特許技術者の人は、「弁理士」の資格を取ることで、職場での地位を上げたり、資格手当による給与を上げることができ、モチベーションにつなげることができます。

また、一人でできる仕事の範囲も変わってくるので、様々な仕事にもチャレンジすることができます。

さらに、1人で大体の仕事ができるようになれば、自分で独立することも選択肢として増えるので心に余裕をもつことができます。

上司・同僚との人間関係を良くする

仕事でストレスが溜まっていたとしても、上司や同僚といい関係を築けていると仕事で分からないことを教えてもらったり、手伝ったりしてくれることがあります。普段から上司や同僚との人間関係に気をつけておいた方がいいでしょう。

転職の道は?

状況を改善するために行動してみたが、やっぱり辞めたい!と思う場合、無理してそこに留まり続ける必要はありません。

無理して精神を壊してしまう前に、転職を考えましょう。

同じ業界なら転職しやすい?

特許事務所の仕事は専門性の高い仕事であるため、同じ業界であれば、弁理士、特許技術者、特許事務職員ともに転職はしやすいものと思われます。

経験者の人であれば、歓迎されやすいです。

別の事務所に移る

転職先として、別の特許事務所に転職することが考えられます。事務所の人間が他の事務所に移ることは容易であると思います。前述したように、特許事務所での仕事は専門性が高いため仕事内容がどの事務所でも変わることが少ないため、移籍先の特許事務所事務所からすると教育をしなくてもよく、即戦力になるからです。

これは、弁理士はもちろんのこと、特許技術者や、特許事務員の方も同様のことがいえます。

特許事務所だからといって転職のやりすぎは就職に不利に働く可能性がありますが、自分に合った職場を見つけるまで根気よく探し続けることが大事だと思います。

企業の知財部に移る

また、事務所に移る以外にも、企業の知財部に移ることが考えられます。特許技術者や特許事務員の方が企業の知財部に移動することは珍しいと思いますが、弁理士の資格保有者であれば、即戦力として優遇されると思います。

ブラックな特許事務所ってあるの?

ブラックな事務所の特徴

いわゆるブラックな特許事務所が存在していると思います。ブラックな特許事務所とは、ノルマが多い、パワハラがある、サービス残業がある等の特許事務所のことをいいます。

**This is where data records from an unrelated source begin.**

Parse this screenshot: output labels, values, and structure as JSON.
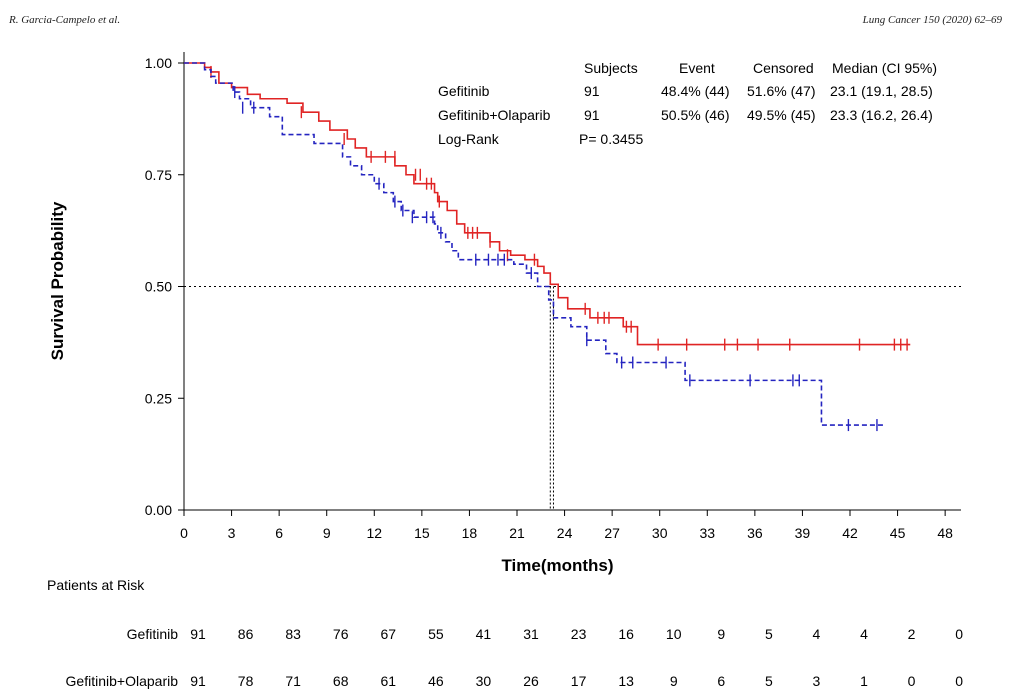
{
  "header": {
    "left": "R. Garcia-Campelo et al.",
    "right": "Lung Cancer 150 (2020) 62–69"
  },
  "colors": {
    "gefitinib": "#e02424",
    "combo": "#2424c0"
  },
  "chart_data": {
    "type": "line",
    "title": "",
    "xlabel": "Time(months)",
    "ylabel": "Survival Probability",
    "xlim": [
      0,
      49
    ],
    "ylim": [
      0,
      1.0
    ],
    "x_ticks": [
      0,
      3,
      6,
      9,
      12,
      15,
      18,
      21,
      24,
      27,
      30,
      33,
      36,
      39,
      42,
      45,
      48
    ],
    "x_tick_labels": [
      "0",
      "3",
      "6",
      "9",
      "12",
      "15",
      "18",
      "21",
      "24",
      "27",
      "30",
      "33",
      "36",
      "39",
      "42",
      "45",
      "48"
    ],
    "y_ticks": [
      0,
      0.25,
      0.5,
      0.75,
      1.0
    ],
    "y_tick_labels": [
      "0.00",
      "0.25",
      "0.50",
      "0.75",
      "1.00"
    ],
    "reference_line_y": 0.5,
    "median_lines_x": [
      23.1,
      23.3
    ],
    "series": [
      {
        "name": "Gefitinib",
        "style": "solid",
        "steps": [
          [
            0,
            1.0
          ],
          [
            1.3,
            0.99
          ],
          [
            1.7,
            0.98
          ],
          [
            2.2,
            0.955
          ],
          [
            3,
            0.945
          ],
          [
            4,
            0.93
          ],
          [
            4.8,
            0.92
          ],
          [
            6.5,
            0.91
          ],
          [
            7.5,
            0.89
          ],
          [
            8.5,
            0.87
          ],
          [
            9.2,
            0.85
          ],
          [
            10.3,
            0.83
          ],
          [
            10.8,
            0.81
          ],
          [
            11.5,
            0.79
          ],
          [
            13.3,
            0.77
          ],
          [
            14,
            0.75
          ],
          [
            14.5,
            0.73
          ],
          [
            15.8,
            0.71
          ],
          [
            16,
            0.69
          ],
          [
            16.6,
            0.67
          ],
          [
            17.2,
            0.64
          ],
          [
            17.7,
            0.62
          ],
          [
            19.3,
            0.6
          ],
          [
            19.9,
            0.58
          ],
          [
            20.6,
            0.57
          ],
          [
            21.5,
            0.56
          ],
          [
            22.3,
            0.545
          ],
          [
            22.7,
            0.53
          ],
          [
            23.1,
            0.505
          ],
          [
            23.6,
            0.475
          ],
          [
            24.2,
            0.45
          ],
          [
            25.6,
            0.43
          ],
          [
            27.7,
            0.41
          ],
          [
            28.6,
            0.37
          ],
          [
            45.8,
            0.37
          ]
        ],
        "censor": [
          [
            1.7,
            0.98
          ],
          [
            7.4,
            0.89
          ],
          [
            10.1,
            0.83
          ],
          [
            11.8,
            0.79
          ],
          [
            12.7,
            0.79
          ],
          [
            13.3,
            0.79
          ],
          [
            14.6,
            0.75
          ],
          [
            14.9,
            0.75
          ],
          [
            15.3,
            0.73
          ],
          [
            15.6,
            0.73
          ],
          [
            16.1,
            0.69
          ],
          [
            17.9,
            0.62
          ],
          [
            18.2,
            0.62
          ],
          [
            18.5,
            0.62
          ],
          [
            19.3,
            0.6
          ],
          [
            20.4,
            0.57
          ],
          [
            22.1,
            0.56
          ],
          [
            25.3,
            0.45
          ],
          [
            26.1,
            0.43
          ],
          [
            26.5,
            0.43
          ],
          [
            26.8,
            0.43
          ],
          [
            27.9,
            0.41
          ],
          [
            28.2,
            0.41
          ],
          [
            29.9,
            0.37
          ],
          [
            31.7,
            0.37
          ],
          [
            34.1,
            0.37
          ],
          [
            34.9,
            0.37
          ],
          [
            36.2,
            0.37
          ],
          [
            38.2,
            0.37
          ],
          [
            42.6,
            0.37
          ],
          [
            44.8,
            0.37
          ],
          [
            45.2,
            0.37
          ],
          [
            45.6,
            0.37
          ]
        ]
      },
      {
        "name": "Gefitinib+Olaparib",
        "style": "dashed",
        "steps": [
          [
            0,
            1.0
          ],
          [
            1.3,
            0.985
          ],
          [
            1.7,
            0.97
          ],
          [
            2,
            0.955
          ],
          [
            3.1,
            0.935
          ],
          [
            3.5,
            0.92
          ],
          [
            4.2,
            0.9
          ],
          [
            5.4,
            0.88
          ],
          [
            6.2,
            0.84
          ],
          [
            8.2,
            0.82
          ],
          [
            10,
            0.79
          ],
          [
            10.5,
            0.77
          ],
          [
            11.2,
            0.75
          ],
          [
            12,
            0.73
          ],
          [
            12.6,
            0.71
          ],
          [
            13.2,
            0.69
          ],
          [
            13.7,
            0.67
          ],
          [
            14.5,
            0.655
          ],
          [
            15.8,
            0.64
          ],
          [
            16,
            0.62
          ],
          [
            16.5,
            0.6
          ],
          [
            16.9,
            0.58
          ],
          [
            17.3,
            0.56
          ],
          [
            20.8,
            0.55
          ],
          [
            21.6,
            0.53
          ],
          [
            22.3,
            0.5
          ],
          [
            23,
            0.47
          ],
          [
            23.3,
            0.43
          ],
          [
            24.4,
            0.41
          ],
          [
            25.4,
            0.38
          ],
          [
            26.6,
            0.35
          ],
          [
            27.3,
            0.33
          ],
          [
            31.6,
            0.29
          ],
          [
            40.2,
            0.19
          ],
          [
            44.1,
            0.19
          ]
        ],
        "censor": [
          [
            3.2,
            0.935
          ],
          [
            3.7,
            0.9
          ],
          [
            4.4,
            0.9
          ],
          [
            12.3,
            0.73
          ],
          [
            13.3,
            0.69
          ],
          [
            13.8,
            0.67
          ],
          [
            14.4,
            0.655
          ],
          [
            15.3,
            0.655
          ],
          [
            15.7,
            0.655
          ],
          [
            16.2,
            0.62
          ],
          [
            18.4,
            0.56
          ],
          [
            19.2,
            0.56
          ],
          [
            19.8,
            0.56
          ],
          [
            20.2,
            0.56
          ],
          [
            21.9,
            0.53
          ],
          [
            25.4,
            0.38
          ],
          [
            27.6,
            0.33
          ],
          [
            28.3,
            0.33
          ],
          [
            30.4,
            0.33
          ],
          [
            31.9,
            0.29
          ],
          [
            35.7,
            0.29
          ],
          [
            38.4,
            0.29
          ],
          [
            38.8,
            0.29
          ],
          [
            41.9,
            0.19
          ],
          [
            43.7,
            0.19
          ]
        ]
      }
    ],
    "legend": {
      "headers": [
        "Subjects",
        "Event",
        "Censored",
        "Median (CI 95%)"
      ],
      "rows": [
        {
          "label": "Gefitinib",
          "subjects": "91",
          "event": "48.4% (44)",
          "censored": "51.6% (47)",
          "median": "23.1 (19.1, 28.5)"
        },
        {
          "label": "Gefitinib+Olaparib",
          "subjects": "91",
          "event": "50.5% (46)",
          "censored": "49.5% (45)",
          "median": "23.3 (16.2, 26.4)"
        }
      ],
      "logrank_label": "Log-Rank",
      "logrank_value": "P= 0.3455"
    },
    "risk_table": {
      "title": "Patients at Risk",
      "rows": [
        {
          "label": "Gefitinib",
          "values": [
            "91",
            "86",
            "83",
            "76",
            "67",
            "55",
            "41",
            "31",
            "23",
            "16",
            "10",
            "9",
            "5",
            "4",
            "4",
            "2",
            "0"
          ]
        },
        {
          "label": "Gefitinib+Olaparib",
          "values": [
            "91",
            "78",
            "71",
            "68",
            "61",
            "46",
            "30",
            "26",
            "17",
            "13",
            "9",
            "6",
            "5",
            "3",
            "1",
            "0",
            "0"
          ]
        }
      ]
    }
  }
}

ブラックかどうかは実際に事務所に入ってみないと分からないと思いますが、転職サイトの口コミを参考にしたり、面接の際に事務所の雰囲気を見て判断するくらいしかないと思います。

まとめ

特許事務所の就職について述べてきましたがいかがでしたでしょうか?

特許事務所を辞めたくなる原因とその対処法を述べてきました。それでも改善されない場合は、転職も他の職種と比べてしやすいと思いますのでハードルはそんなに高くないものと思われます。